Osei-Duro x Collectif FU

We were invited to participate in this year's 12th Saint-Étienne International Design Biennial by our friends at Collectif FU. We used our fabric scraps to weave up something special.
Abstract art and textiles in a bright gallery setting for 12th Saint-Étienne International Design Biennial.

“Bifurcations” is the theme of the 12th Saint-Étienne International Design Biennial.

Bifurcation /ˌbīfərˈkāSHən/: the division of something into two branches or parts.

From April 6 to May 22, 2022, we had the pleasure of being a part of the 2022 International Design Biennale in Saint-Etienne, France. Osei-Duro was invited by our friend and textile artist Marie Colin-Madan to join the Collectif FU, a group of designers, craftsmen, colorists, draftsmen, visual artists, and graphic artists working with yarn and fabrics who come together to promote the textile sector in the region of Saint-Etienne and the Loire. Their mission is to give visibility to the trades, textiles, and share their experiences in common and sharing adventures.

Interwoven pattern with black, yellow, grey lines and ‘Collectif FU’ text.
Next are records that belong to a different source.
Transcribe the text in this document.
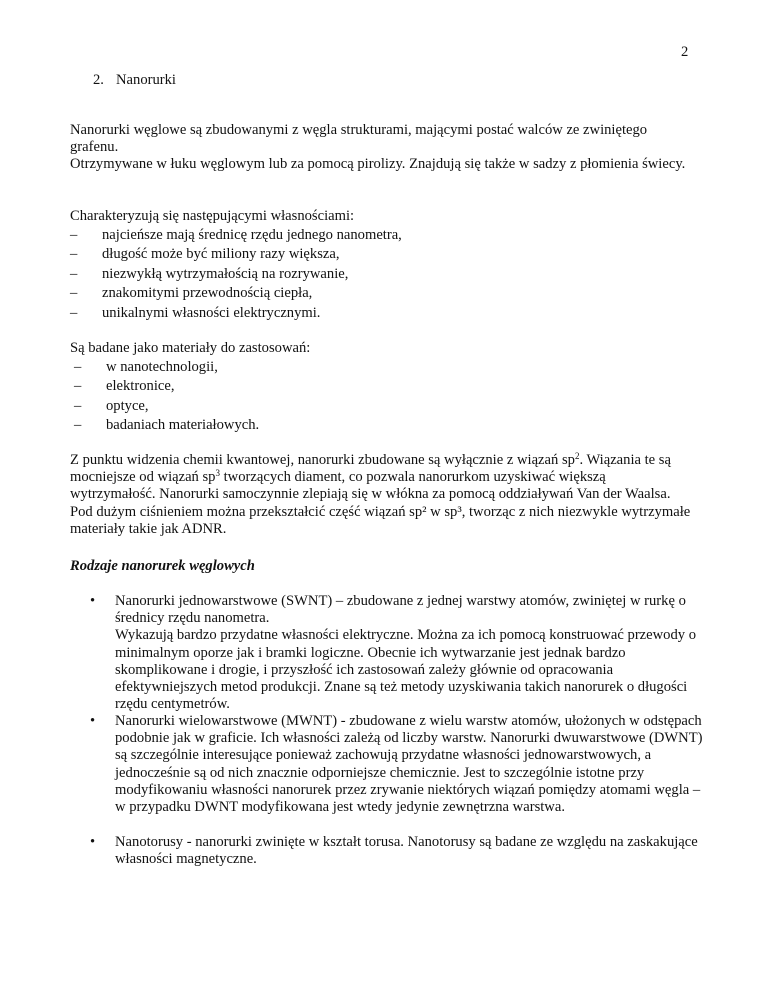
2
2. Nanorurki

Nanorurki węglowe są zbudowanymi z węgla strukturami, mającymi postać walców ze zwiniętego grafenu.

Otrzymywane w łuku węglowym lub za pomocą pirolizy. Znajdują się także w sadzy z płomienia świecy.

Charakteryzują się następującymi własnościami:
– najcieńsze mają średnicę rzędu jednego nanometra,
– długość może być miliony razy większa,
– niezwykłą wytrzymałością na rozrywanie,
– znakomitymi przewodnością ciepła,
– unikalnymi własności elektrycznymi.
Są badane jako materiały do zastosowań:
– w nanotechnologii,
– elektronice,
– optyce,
– badaniach materiałowych.

Z punktu widzenia chemii kwantowej, nanorurki zbudowane są wyłącznie z wiązań $sp^2$. Wiązania te są mocniejsze od wiązań $sp^3$ tworzących diament, co pozwala nanorurkom uzyskiwać większą wytrzymałość. Nanorurki samoczynnie zlepiają się w włókna za pomocą oddziaływań Van der Waalsa. Pod dużym ciśnieniem można przekształcić część wiązań sp² w sp³, tworząc z nich niezwykle wytrzymałe materiały takie jak ADNR.

Rodzaje nanorurek węglowych
• Nanorurki jednowarstwowe (SWNT) – zbudowane z jednej warstwy atomów, zwiniętej w rurkę o średnicy rzędu nanometra.

Wykazują bardzo przydatne własności elektryczne. Można za ich pomocą konstruować przewody o minimalnym oporze jak i bramki logiczne. Obecnie ich wytwarzanie jest jednak bardzo skomplikowane i drogie, i przyszłość ich zastosowań zależy głównie od opracowania efektywniejszych metod produkcji. Znane są też metody uzyskiwania takich nanorurek o długości rzędu centymetrów.

• Nanorurki wielowarstwowe (MWNT) - zbudowane z wielu warstw atomów, ułożonych w odstępach podobnie jak w graficie. Ich własności zależą od liczby warstw. Nanorurki dwuwarstwowe (DWNT) są szczególnie interesujące ponieważ zachowują przydatne własności jednowarstwowych, a jednocześnie są od nich znacznie odporniejsze chemicznie. Jest to szczególnie istotne przy modyfikowaniu własności nanorurek przez zrywanie niektórych wiązań pomiędzy atomami węgla – w przypadku DWNT modyfikowana jest wtedy jedynie zewnętrzna warstwa.

• Nanotorusy - nanorurki zwinięte w kształt torusa. Nanotorusy są badane ze względu na zaskakujące własności magnetyczne.
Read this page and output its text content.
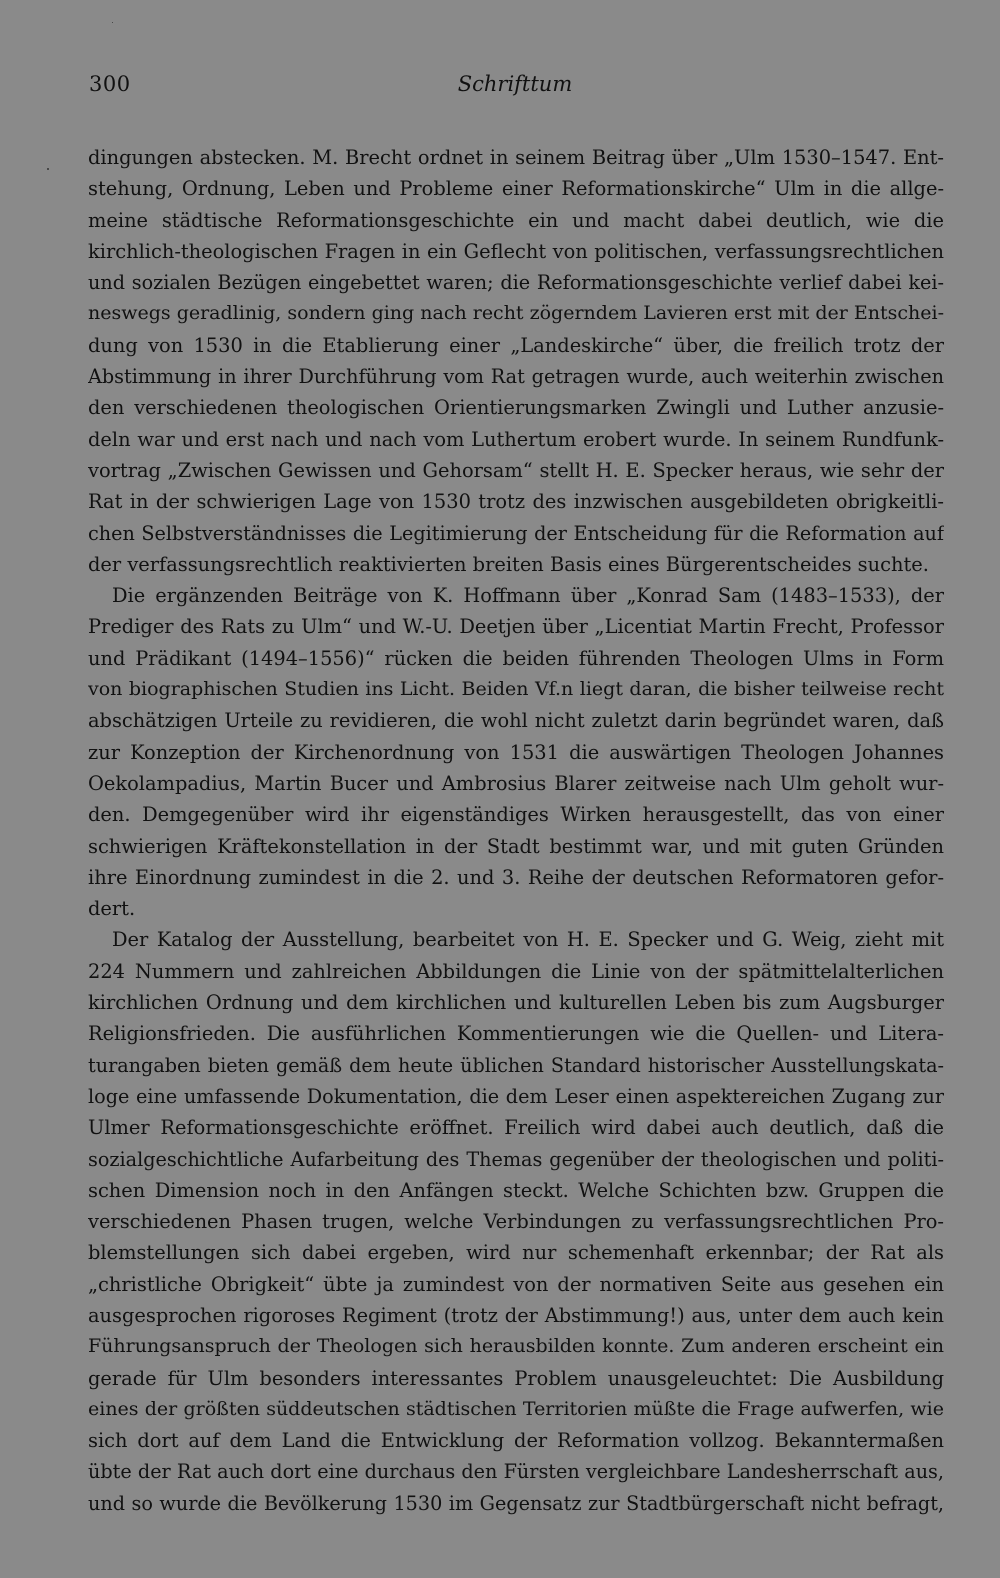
300	Schrifttum
dingungen abstecken. M. Brecht ordnet in seinem Beitrag über „Ulm 1530–1547. Ent-
stehung, Ordnung, Leben und Probleme einer Reformationskirche“ Ulm in die allge-
meine städtische Reformationsgeschichte ein und macht dabei deutlich, wie die
kirchlich-theologischen Fragen in ein Geflecht von politischen, verfassungsrechtlichen
und sozialen Bezügen eingebettet waren; die Reformationsgeschichte verlief dabei kei-
neswegs geradlinig, sondern ging nach recht zögerndem Lavieren erst mit der Entschei-
dung von 1530 in die Etablierung einer „Landeskirche“ über, die freilich trotz der
Abstimmung in ihrer Durchführung vom Rat getragen wurde, auch weiterhin zwischen
den verschiedenen theologischen Orientierungsmarken Zwingli und Luther anzusie-
deln war und erst nach und nach vom Luthertum erobert wurde. In seinem Rundfunk-
vortrag „Zwischen Gewissen und Gehorsam“ stellt H. E. Specker heraus, wie sehr der
Rat in der schwierigen Lage von 1530 trotz des inzwischen ausgebildeten obrigkeitli-
chen Selbstverständnisses die Legitimierung der Entscheidung für die Reformation auf
der verfassungsrechtlich reaktivierten breiten Basis eines Bürgerentscheides suchte.
Die ergänzenden Beiträge von K. Hoffmann über „Konrad Sam (1483–1533), der
Prediger des Rats zu Ulm“ und W.-U. Deetjen über „Licentiat Martin Frecht, Professor
und Prädikant (1494–1556)“ rücken die beiden führenden Theologen Ulms in Form
von biographischen Studien ins Licht. Beiden Vf.n liegt daran, die bisher teilweise recht
abschätzigen Urteile zu revidieren, die wohl nicht zuletzt darin begründet waren, daß
zur Konzeption der Kirchenordnung von 1531 die auswärtigen Theologen Johannes
Oekolampadius, Martin Bucer und Ambrosius Blarer zeitweise nach Ulm geholt wur-
den. Demgegenüber wird ihr eigenständiges Wirken herausgestellt, das von einer
schwierigen Kräftekonstellation in der Stadt bestimmt war, und mit guten Gründen
ihre Einordnung zumindest in die 2. und 3. Reihe der deutschen Reformatoren gefor-
dert.
Der Katalog der Ausstellung, bearbeitet von H. E. Specker und G. Weig, zieht mit
224 Nummern und zahlreichen Abbildungen die Linie von der spätmittelalterlichen
kirchlichen Ordnung und dem kirchlichen und kulturellen Leben bis zum Augsburger
Religionsfrieden. Die ausführlichen Kommentierungen wie die Quellen- und Litera-
turangaben bieten gemäß dem heute üblichen Standard historischer Ausstellungskata-
loge eine umfassende Dokumentation, die dem Leser einen aspektereichen Zugang zur
Ulmer Reformationsgeschichte eröffnet. Freilich wird dabei auch deutlich, daß die
sozialgeschichtliche Aufarbeitung des Themas gegenüber der theologischen und politi-
schen Dimension noch in den Anfängen steckt. Welche Schichten bzw. Gruppen die
verschiedenen Phasen trugen, welche Verbindungen zu verfassungsrechtlichen Pro-
blemstellungen sich dabei ergeben, wird nur schemenhaft erkennbar; der Rat als
„christliche Obrigkeit“ übte ja zumindest von der normativen Seite aus gesehen ein
ausgesprochen rigoroses Regiment (trotz der Abstimmung!) aus, unter dem auch kein
Führungsanspruch der Theologen sich herausbilden konnte. Zum anderen erscheint ein
gerade für Ulm besonders interessantes Problem unausgeleuchtet: Die Ausbildung
eines der größten süddeutschen städtischen Territorien müßte die Frage aufwerfen, wie
sich dort auf dem Land die Entwicklung der Reformation vollzog. Bekanntermaßen
übte der Rat auch dort eine durchaus den Fürsten vergleichbare Landesherrschaft aus,
und so wurde die Bevölkerung 1530 im Gegensatz zur Stadtbürgerschaft nicht befragt,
Collectif FU started by asking the participants to work more collaboratively for the exhibition by exchanging materials and adding to each others’ work. To keep all the work visually consistent everyone was asked to include the color yellow in the work they submitted.

Art installation with copper frame with colorful woven textile art next to as seat with yellow and white textile.

Marie Colin-Madan with Noémie Dutel designed an installation titled BIGOULIN SEAT & WOVEN SCREEN to CONNECT UNLINK, driven by the need to move towards more moderation and how to approach contemporary design through a more sustainable lens. They took wood, copper tubing, and fabrics from factories around their workshops and conceptualized a design from these collected materials destined for the dumpster.

Colorful woven tapestry with mixed textures in a copper frame.

As Africa is the guest of honor for this year’s biennale, Marie invited Osei-Duro us to join their installation. 

It had been years since we first experimented with scrap weaving but the idea of making a piece for the biennale was enticing. 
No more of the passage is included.